Cependant, la SNCF ne fait pas la même analyse de ce qu'elle juge comme un "cas d'espèce". Lors d'une grève en 1989, alors que les contrôleurs avaient refusé en masse de vérifier les billets, la direction de la SNCF avait prévenu que cela constituait "une véritable remise en cause des obligations même du contrat de travail", c'est-à-dire "une faute professionnelle".
Les grévistes qui ont intenté des recours juridiques contre leurs sanctions ont été désavoués.
Comme vous pouvez le constater, le CEDH a plus de pouvoir en Turquie qu'en France!!!
Il ne vous reste plus qu'à déménager...
By Céline Conrardy, at jeudi 15 novembre 2007 à 18:23:00 UTC+1
La raison pour laquelle le règlement ne changera pas est très claire : aucune entreprise n'a d'intérêt à donner le baton pour se faire taper. Je ne vois pas trop la direction décider de changer le réglement : "ok les gars pour ne pas embêter les usagers, pour l'environnement et pour vous permettre de manifester plus efficacement votre mécontentement, on va changer le règlement et ainsi vous fournir une arme redoutable dans nos futurs conflits et désaccords"...
Pour le fret, comme je disais c'était "pour aller plus loin" : c'était simplement une contribution supplémentaire, donc pas de lien direct avec la réflexion de l'article.
By Pio, at jeudi 15 novembre 2007 à 22:34:00 UTC+1
N'empêche, c'est intéressant le cas des agents de péages turcs...
By Pio, at jeudi 15 novembre 2007 à 22:43:00 UTC+1
Je trouve que c'est se limiter les options de dire de qqch que c'est impossible.
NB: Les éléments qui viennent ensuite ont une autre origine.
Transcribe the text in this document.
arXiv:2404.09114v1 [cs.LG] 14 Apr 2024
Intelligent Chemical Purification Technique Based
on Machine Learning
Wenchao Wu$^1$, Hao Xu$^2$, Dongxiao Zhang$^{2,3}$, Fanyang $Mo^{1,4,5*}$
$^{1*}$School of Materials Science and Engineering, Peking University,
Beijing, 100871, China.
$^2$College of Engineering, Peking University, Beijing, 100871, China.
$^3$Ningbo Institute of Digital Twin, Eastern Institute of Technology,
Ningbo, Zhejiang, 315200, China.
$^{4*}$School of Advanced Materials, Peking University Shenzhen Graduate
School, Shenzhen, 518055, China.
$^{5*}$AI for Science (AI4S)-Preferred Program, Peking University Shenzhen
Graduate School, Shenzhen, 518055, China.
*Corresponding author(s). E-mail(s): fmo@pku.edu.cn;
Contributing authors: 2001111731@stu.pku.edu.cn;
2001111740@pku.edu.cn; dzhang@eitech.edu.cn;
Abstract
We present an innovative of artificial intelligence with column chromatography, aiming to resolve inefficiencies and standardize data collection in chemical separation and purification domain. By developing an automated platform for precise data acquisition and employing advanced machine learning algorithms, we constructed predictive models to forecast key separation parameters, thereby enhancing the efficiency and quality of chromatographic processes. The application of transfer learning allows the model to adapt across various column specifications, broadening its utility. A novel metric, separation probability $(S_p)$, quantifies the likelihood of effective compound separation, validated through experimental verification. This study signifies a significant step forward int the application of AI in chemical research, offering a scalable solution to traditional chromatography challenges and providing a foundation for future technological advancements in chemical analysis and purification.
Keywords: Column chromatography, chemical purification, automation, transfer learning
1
Ce n'est pas parce que qqch est difficile à mettre en place qu'il est pour autant impossible.
Si notre affaire a fonctionné en Turquie, pourquoi pas en France ?
Des grévistes plus novateurs feraient ce que je propose, ils auraient un blame ou seraient renvoyés, ils porteraient plainte et obtiendraient gain de cause auprès d'un tribunal qui donneraient raison.
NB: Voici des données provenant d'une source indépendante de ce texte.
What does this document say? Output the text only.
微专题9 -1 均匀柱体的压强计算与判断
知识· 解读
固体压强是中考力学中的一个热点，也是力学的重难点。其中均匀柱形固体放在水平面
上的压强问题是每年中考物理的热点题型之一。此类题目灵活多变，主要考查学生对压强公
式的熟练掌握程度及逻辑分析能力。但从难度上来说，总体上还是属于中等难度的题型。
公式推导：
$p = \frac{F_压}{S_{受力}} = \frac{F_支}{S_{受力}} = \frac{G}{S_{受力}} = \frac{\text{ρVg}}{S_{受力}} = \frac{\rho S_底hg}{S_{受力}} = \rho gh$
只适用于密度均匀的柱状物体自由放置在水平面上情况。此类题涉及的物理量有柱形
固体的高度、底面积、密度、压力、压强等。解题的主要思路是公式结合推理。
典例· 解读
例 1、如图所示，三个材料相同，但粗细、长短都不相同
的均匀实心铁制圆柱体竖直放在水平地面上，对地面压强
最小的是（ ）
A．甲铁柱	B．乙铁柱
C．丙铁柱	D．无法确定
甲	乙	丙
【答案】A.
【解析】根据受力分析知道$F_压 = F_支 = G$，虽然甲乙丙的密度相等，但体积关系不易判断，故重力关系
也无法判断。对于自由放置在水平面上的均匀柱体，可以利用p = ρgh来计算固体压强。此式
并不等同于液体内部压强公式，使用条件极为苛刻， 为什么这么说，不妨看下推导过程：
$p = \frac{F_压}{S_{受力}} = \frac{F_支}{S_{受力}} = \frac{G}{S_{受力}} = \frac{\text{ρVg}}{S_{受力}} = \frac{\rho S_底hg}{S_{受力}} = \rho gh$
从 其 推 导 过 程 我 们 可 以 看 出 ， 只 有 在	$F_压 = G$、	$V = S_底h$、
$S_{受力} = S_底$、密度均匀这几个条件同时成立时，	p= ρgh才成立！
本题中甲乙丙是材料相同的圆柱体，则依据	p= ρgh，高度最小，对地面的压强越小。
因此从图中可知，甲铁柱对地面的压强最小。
Par ailleurs, la SNCF perdrait certainement moins d'argent qu'un jour de grève où il faut rembourser les billets à tout le monde, avec un coût du traitement supplémentaire du remboursement à ajouter au seul prix du billet et au manque à gagner associé.
Enfin, même si ce n'était pas possible, je ne donnais cette option que comme un exemple. D'autres pays (nordiques encore une fois) ont bien trouvé des solutions plus intelligentes, me semble-t-il.
Et puis, face aux 10 000 tonnes de CO2 en plus dans l'atmosphère pour cette plaisanterie (rien que pour l'Ile-de-France), toute autre solution raisonnable serait de toute manière bonne à prendre pour empêcher cette gabégie environnementale. Je sais pas, moi, au hasard : que les grévistes prennent conscience de cet état de fait et changent leur comportement.
La solution n'est peut-être pas collective mais collectivement individuelle.
By Vincent BRYANT, at samedi 17 novembre 2007 à 10:31:00 UTC+1
Les deux seuls médias que j'ai vu pointer du doigt cette semaine cette information des "grèves polluantes" sont : i-Télé (dans l'émission de Thomas HUGUES, "Ca Chauffe") et cet article dans Le Figaro.
By Vincent BRYANT, at samedi 17 novembre 2007 à 19:29:00 UTC+1
Un petit lien pour toi Vincent :
http://grevesdelagratuite.unblog.fr/petition-en-ligne/
By Céline Conrardy, at samedi 17 novembre 2007 à 20:51:00 UTC+1
Je voudrais pas me faire l'avocat du diable mais les transports en communs gratuits, c'est pas gérable. Au moins pas pour les grandes lignes.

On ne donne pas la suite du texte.